No Iron Man: David Cameron receives Lady Thatcher at 10 Downing Street. Now he must engage with her legacy (PA Images)
David Cameron's party doesn't really love its leader. Talk to a cross-section of his MPs and it is clear that many respect him — admiring his considerable self-confidence, his to-the-manor-born command of the House of Commons and composure in the aftermath of crisis such as this summer's rioting. But for a lot of Tories in parliament and out in the country it appears to go no further than that.
"I feel almost schizophrenic when I see him perform in the House," says a veteran Tory MP. "In one sense it is captivating. He has a very stylish delivery and sounds as though he means it all, the conservative stuff I mean. And then the other part of me thinks no, it's just hot air and in the end he'll never do what needs doing."
Watch him in front of a crowd of big-money Tory donors at one of the party's black-tie fundraisers and you see that the applause is polite but little more than perfunctory. Some guests shift uncomfortably in their seats when they are shown smug films of senior Cameroons mending youth-centre roofs and are told patronisingly in the subsequent after-dinner speeches about the need to build the "Big Society". Even Cameroon true believers, a pretty small band in the first place, suddenly seem rather deflated with how his tenure is going.
Conservatives have had plenty of time to get to know their deeply frustrating leader properly and to come to a rounded judgment on his merits and his weaknesses.
It is easy to forget, thanks to the impression of youthful vigour that the Prime Minister conveys, that he is no longer the new kid on the block. Next month is the sixth anniversary of his famous Blackpool peroration in which he offered to take his party, in the ghastly modern parlance, on "a journey". That sunny message in the autumn of 2005 made front-runner David Davis look out of date. Weeks later Cameron swept to the leadership.
Six years is as long as his hero Macmillan was Tory leader (1957-1963) and almost as long as Major was (kind of) in charge of the Conservative party from 1990 to 1997. If the next election is held in May 2015, as the coalition plans, Cameron will fight it having been leader for almost the same length of time as the disastrous Ted Heath.

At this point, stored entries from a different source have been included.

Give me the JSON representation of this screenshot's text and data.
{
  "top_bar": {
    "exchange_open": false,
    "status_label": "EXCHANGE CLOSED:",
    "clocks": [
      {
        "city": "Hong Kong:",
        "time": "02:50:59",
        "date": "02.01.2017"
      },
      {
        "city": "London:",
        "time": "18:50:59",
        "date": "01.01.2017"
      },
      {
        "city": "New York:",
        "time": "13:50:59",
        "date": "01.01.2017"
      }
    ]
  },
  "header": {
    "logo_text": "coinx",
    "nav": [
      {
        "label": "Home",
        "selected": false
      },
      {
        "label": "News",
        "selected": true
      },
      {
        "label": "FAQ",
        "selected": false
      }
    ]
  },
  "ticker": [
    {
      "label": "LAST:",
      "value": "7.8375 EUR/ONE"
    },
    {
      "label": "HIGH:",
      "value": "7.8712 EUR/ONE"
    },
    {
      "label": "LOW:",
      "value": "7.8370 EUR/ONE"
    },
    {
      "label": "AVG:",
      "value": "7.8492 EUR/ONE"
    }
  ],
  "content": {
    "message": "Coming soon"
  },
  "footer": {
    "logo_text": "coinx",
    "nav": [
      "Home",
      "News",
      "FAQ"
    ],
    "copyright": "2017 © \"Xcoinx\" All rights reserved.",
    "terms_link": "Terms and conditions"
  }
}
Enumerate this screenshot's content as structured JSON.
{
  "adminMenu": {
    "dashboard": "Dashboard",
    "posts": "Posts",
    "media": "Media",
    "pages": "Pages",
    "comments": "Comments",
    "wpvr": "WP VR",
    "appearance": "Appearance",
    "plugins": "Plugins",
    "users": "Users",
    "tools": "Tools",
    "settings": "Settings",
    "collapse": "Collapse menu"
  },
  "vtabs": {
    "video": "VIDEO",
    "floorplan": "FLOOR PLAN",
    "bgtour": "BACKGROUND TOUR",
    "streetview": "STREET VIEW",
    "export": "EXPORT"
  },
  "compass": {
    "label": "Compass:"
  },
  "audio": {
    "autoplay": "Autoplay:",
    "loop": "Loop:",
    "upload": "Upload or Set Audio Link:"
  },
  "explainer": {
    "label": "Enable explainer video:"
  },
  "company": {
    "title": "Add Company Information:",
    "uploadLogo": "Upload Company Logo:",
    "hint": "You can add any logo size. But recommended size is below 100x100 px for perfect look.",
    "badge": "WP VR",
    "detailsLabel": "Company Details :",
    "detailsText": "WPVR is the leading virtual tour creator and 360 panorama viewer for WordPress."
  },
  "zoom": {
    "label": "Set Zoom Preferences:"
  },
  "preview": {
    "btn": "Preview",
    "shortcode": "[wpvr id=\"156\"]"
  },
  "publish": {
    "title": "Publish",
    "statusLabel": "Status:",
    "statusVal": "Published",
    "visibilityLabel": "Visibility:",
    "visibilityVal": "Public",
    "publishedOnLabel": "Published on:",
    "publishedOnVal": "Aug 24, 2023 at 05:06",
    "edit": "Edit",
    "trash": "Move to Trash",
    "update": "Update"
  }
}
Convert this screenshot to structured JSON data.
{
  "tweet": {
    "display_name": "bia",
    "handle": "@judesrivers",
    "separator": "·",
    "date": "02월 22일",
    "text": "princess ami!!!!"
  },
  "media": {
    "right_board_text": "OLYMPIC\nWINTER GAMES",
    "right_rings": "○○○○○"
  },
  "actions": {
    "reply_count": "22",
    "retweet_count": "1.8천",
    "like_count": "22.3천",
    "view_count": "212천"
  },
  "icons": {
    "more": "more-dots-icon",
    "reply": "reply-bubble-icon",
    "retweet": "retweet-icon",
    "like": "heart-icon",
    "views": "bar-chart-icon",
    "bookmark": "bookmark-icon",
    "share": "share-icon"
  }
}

The typical pattern of British postwar party leadership suggests that he is already probably around halfway through his allotted time, and perhaps even on a downward trajectory. Cameron himself has indicated that he has no desire to go "on and on", in the phrase of a former party leader. He tells friends that he has seen what staying too long has done to previous prime ministers' sense of equilibrium and consequently is not aiming to be a record-breaker. Indeed, the working assumption internally (certainly the expectation of George Osborne, who hopes to secure the Tory succession) is that Cameron aims to win an election in 2015 and step aside a couple of years later.